As others have said, you will soon find out that the world is designed for the family of 4. With 5, you will wait longer for tables, may have to split up for rides at amusement parks, may have to change vehicles (I did the SUV..just couldn't go the minivan route and love it!), and will never have enough hands but the love and joy that the extra child brings is priceless!! There are many days they drive me nuts but I love each and every one of them in their own uniqueness and I can not imagine life any other way and feel our family is complete now. Only you can determine what is best for your family but if it doesn't feel complete, it may not be. If you opt for the third, you will find a schedule and balance that works for you. Just remember that even though some days seem impossible, these days with them as babies will pass way too quickly. Grab everyday, whether you have 2 or 3 kids, and enjoy each and every precious moment you have.

Good luck in your decision!
 
We are still so torn on having a third. This has been a great thread to give us some things to think about. :confused:
 
We have 3 DS 11, DS 8 and DD 4. I found it much harder going from 1 to 2 than I did going from 2 to 3. By number 3 she just had to fit into what the other 2 were doing. She was often at swimming lessons, music lessons etc when she should have been napping or something.

My one tip for 3 would be to make sure you had a good sleeping routine. My kids always went to bed at 7pm so that I had the evening to myself. If you get a good sleep and are able to have some kid free time you can cope with anything.
 
I think my comment that my three can "gang up on you" was read differently than I meant. My three *do* know that their parents are boss. I was referring more to numerous children whining, dancing, clapping, begging, snoring, talking, singing, whatever at the same time - our house is not a quiet house. When you are covering your ears with two hands, it makes it hard to drive/cook dinner/type on the computer/etc. :)

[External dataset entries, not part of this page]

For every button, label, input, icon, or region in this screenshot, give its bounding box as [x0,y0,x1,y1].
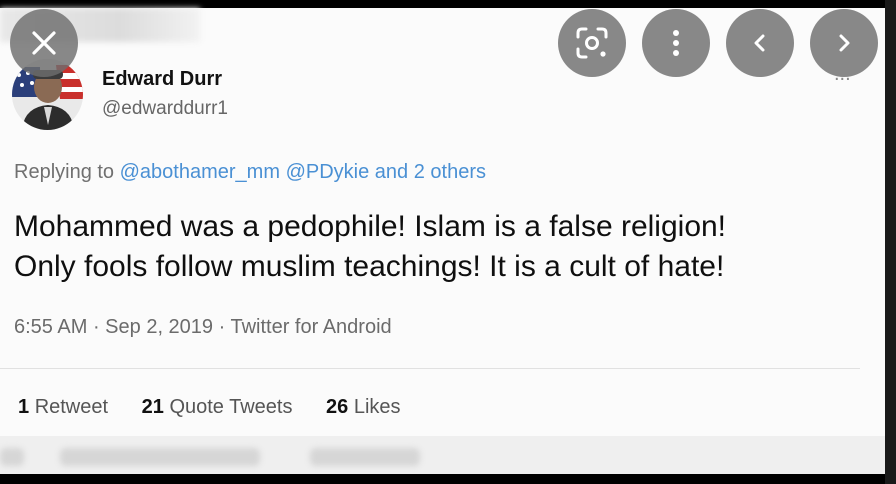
meta-separator: · [218,316,231,338]
likes-stat[interactable]: 26 Likes [326,396,401,418]
tweet-source[interactable]: Twitter for Android [230,316,391,338]
tweet-meta: 6:55 AM · Sep 2, 2019 · Twitter for Andr… [14,316,392,339]
close-button[interactable] [10,9,78,77]
tweet-text: Mohammed was a pedophile! Islam is a fal… [14,207,874,287]
replying-to: Replying to @abothamer_mm @PDykie and 2 … [14,161,486,184]
likes-label: Likes [353,396,401,418]
chevron-right-icon [839,34,850,52]
lens-button[interactable] [558,9,626,77]
quote-tweets-count: 21 [141,396,164,418]
previous-button[interactable] [726,9,794,77]
close-icon [32,31,56,55]
replying-prefix: Replying to [14,161,120,183]
more-vertical-icon [673,30,679,56]
meta-separator: · [92,316,106,338]
profile-handle[interactable]: @edwarddurr1 [102,98,228,120]
others-link[interactable]: and 2 others [375,161,486,183]
quote-tweets-label: Quote Tweets [169,396,293,418]
likes-count: 26 [326,396,349,418]
quote-tweets-stat[interactable]: 21 Quote Tweets [142,396,293,418]
tweet-line-2: Only fools follow muslim teachings! It i… [14,250,725,283]
retweets-label: Retweet [34,396,109,418]
lens-icon [576,27,608,59]
blurred-footer [0,436,885,474]
tweet-stats: 1 Retweet 21 Quote Tweets 26 Likes [18,396,429,419]
mention-pdykie[interactable]: @PDykie [286,161,370,183]
chevron-left-icon [754,34,765,52]
retweets-stat[interactable]: 1 Retweet [18,396,108,418]
tweet-date[interactable]: Sep 2, 2019 [105,316,213,338]
retweets-count: 1 [18,396,30,418]
tweet-time[interactable]: 6:55 AM [14,316,87,338]
tweet-line-1: Mohammed was a pedophile! Islam is a fal… [14,210,727,243]
right-edge [885,0,896,484]
mention-abothamer[interactable]: @abothamer_mm [120,161,280,183]
divider [0,368,860,369]
profile-name[interactable]: Edward Durr [102,68,222,91]
more-options-button[interactable] [642,9,710,77]
next-button[interactable] [810,9,878,77]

I love how the PP commented about just learning to juggle faster - exactly. I love my three and wouldn't have changed a thing.
 
I think you've gotten a lot of great responses already regarding having three children vs. two. I totally agree that in a lot of ways most things are designed for families of four. Having three does take more effort and is more expensive, there's no question about it.

Having said that, I have never had one moment's regret in having three kids. Our third child was a complete suprise but she has brought so much joy in our life that I can't imagine life without her! It has been worth all of the extra work a hundred times over to have our family the way that it is. Yes, I have days that I get a little stressed and it can be a little aggravating trying to find hotel rooms that sleep 5. Yes, I drive the minivan that I swore I never would. But to me it's totally worth it.:dance3:
 
I have 4. I will say going from 2 to 3 was fairly easy. Going from 3 to 4 was extremely difficult.
 
I think my comment that my three can "gang up on you" was read differently than I meant. My three *do* know that their parents are boss. I was referring more to numerous children whining, dancing, clapping, begging, snoring, talking, singing, whatever at the same time - our house is not a quiet house. When you are covering your ears with two hands, it makes it hard to drive/cook dinner/type on the computer/etc. :)

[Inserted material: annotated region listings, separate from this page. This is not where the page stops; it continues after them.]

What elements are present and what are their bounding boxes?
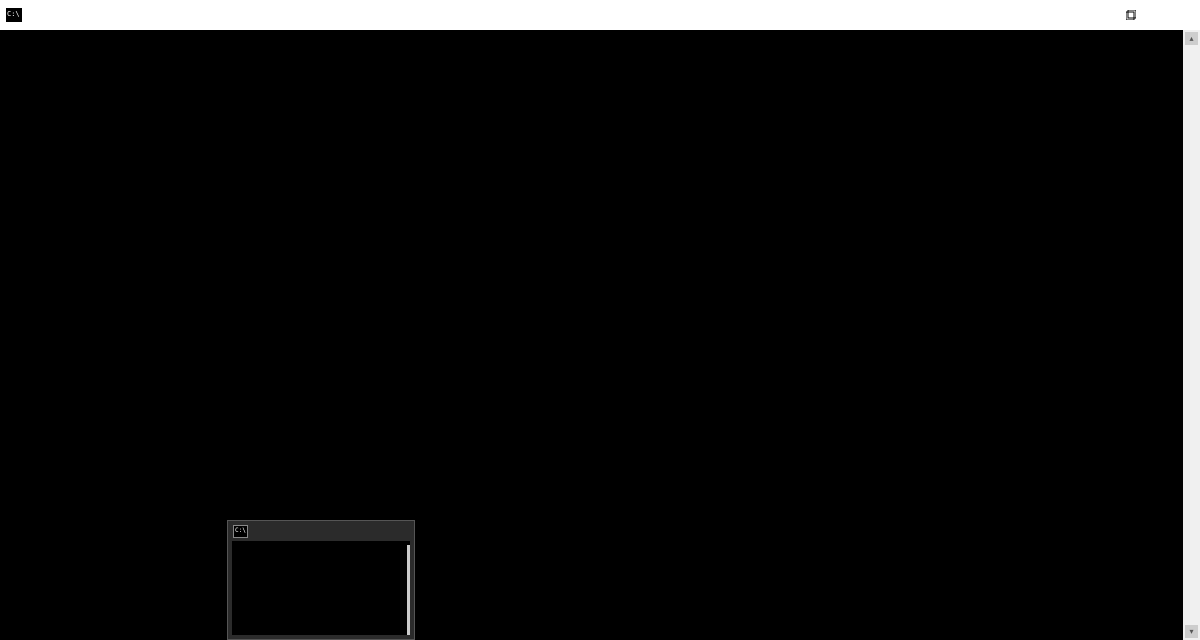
terminal-output[interactable] — [0, 30, 1200, 640]
preview-scrollbar — [407, 545, 410, 635]
maximize-icon — [1126, 10, 1136, 20]
scroll-up-icon[interactable]: ▴ — [1185, 32, 1198, 45]
maximize-button[interactable] — [1108, 0, 1154, 30]
preview-title-bar — [228, 521, 414, 541]
vertical-scrollbar[interactable]: ▴ ▾ — [1183, 30, 1200, 640]
preview-app-icon — [234, 526, 247, 537]
minimize-button[interactable] — [1062, 0, 1108, 30]
app-icon — [6, 8, 22, 22]
scroll-down-icon[interactable]: ▾ — [1185, 625, 1198, 638]
title-bar — [0, 0, 1200, 30]
preview-body — [232, 541, 410, 635]
close-button[interactable] — [1154, 0, 1200, 30]
taskbar-preview[interactable] — [227, 520, 415, 640]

I love how the PP commented about just learning to juggle faster - exactly. I love my three and wouldn't have changed a thing.

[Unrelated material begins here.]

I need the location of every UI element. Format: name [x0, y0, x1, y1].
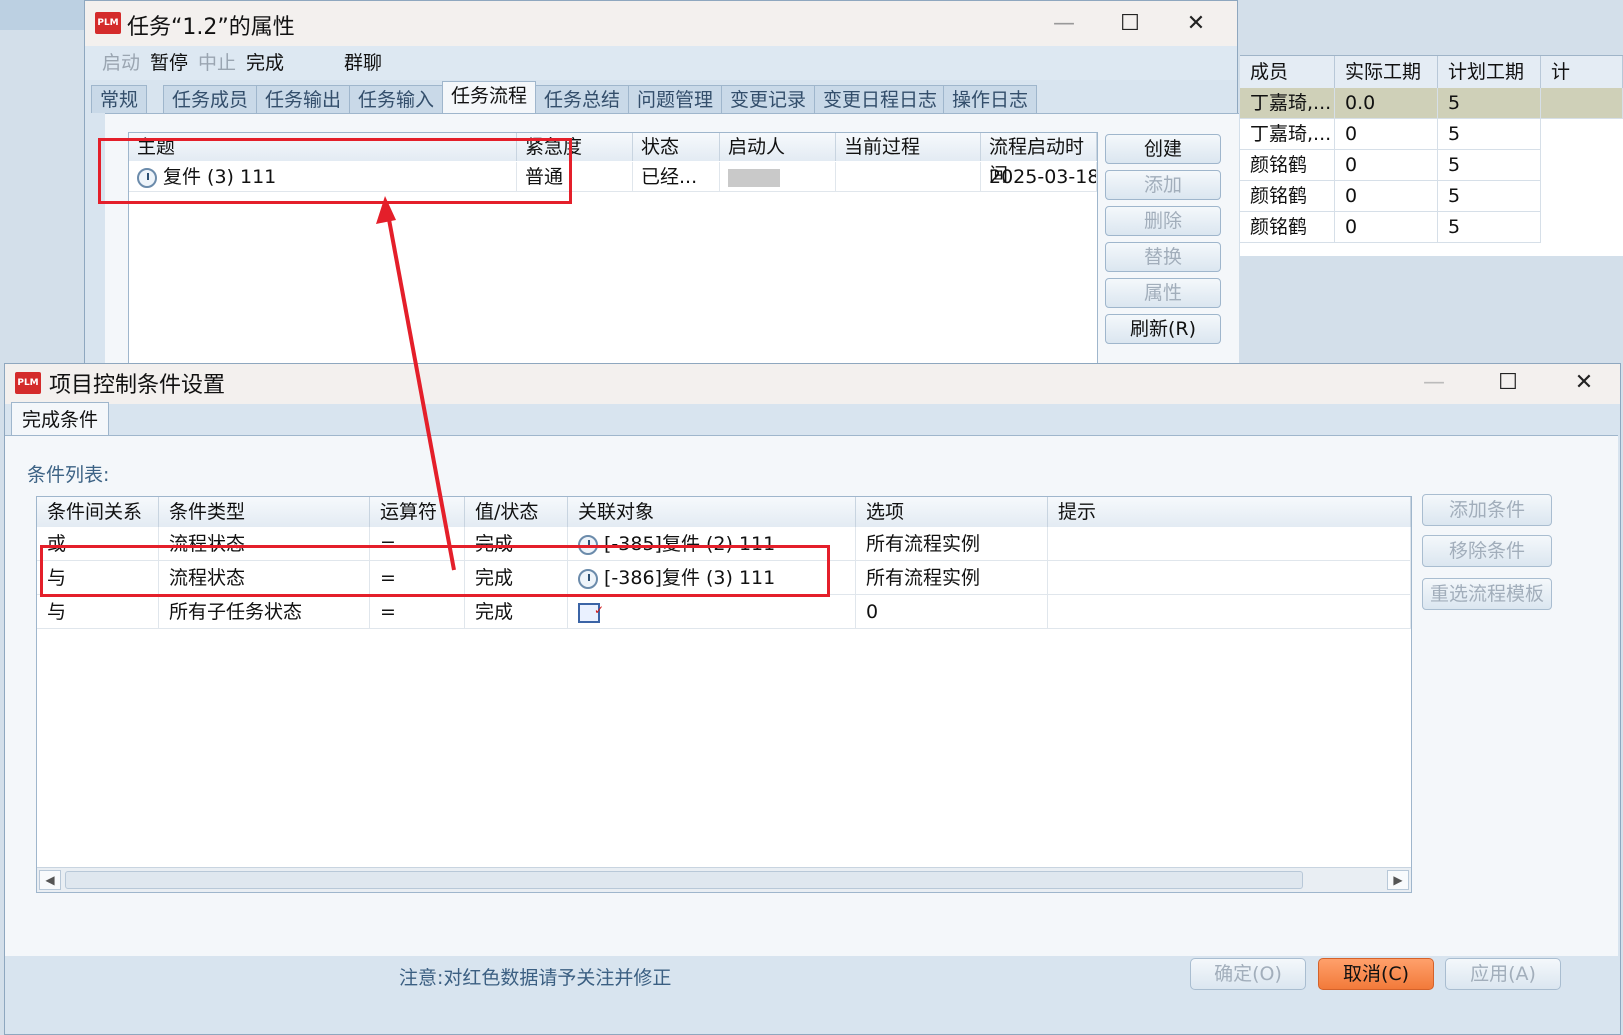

I meant to say this in my post, too. Our house can be LOUD and it is really never in perfectly neat condition. Of course, I could get OFF the DIS and fix that!:rotfl:

Going from three to four was definitely harder, but that has a lot to do with my second DS's personality. He is not easy going like the other three were...I guess I was due for a wake up call. Also, we survived with three kids and a full size sedan(only one car seat)...Yes, it was crowded, but we managed to drive twice to Disney like that!! We got the big ol' SUV when #4 came along.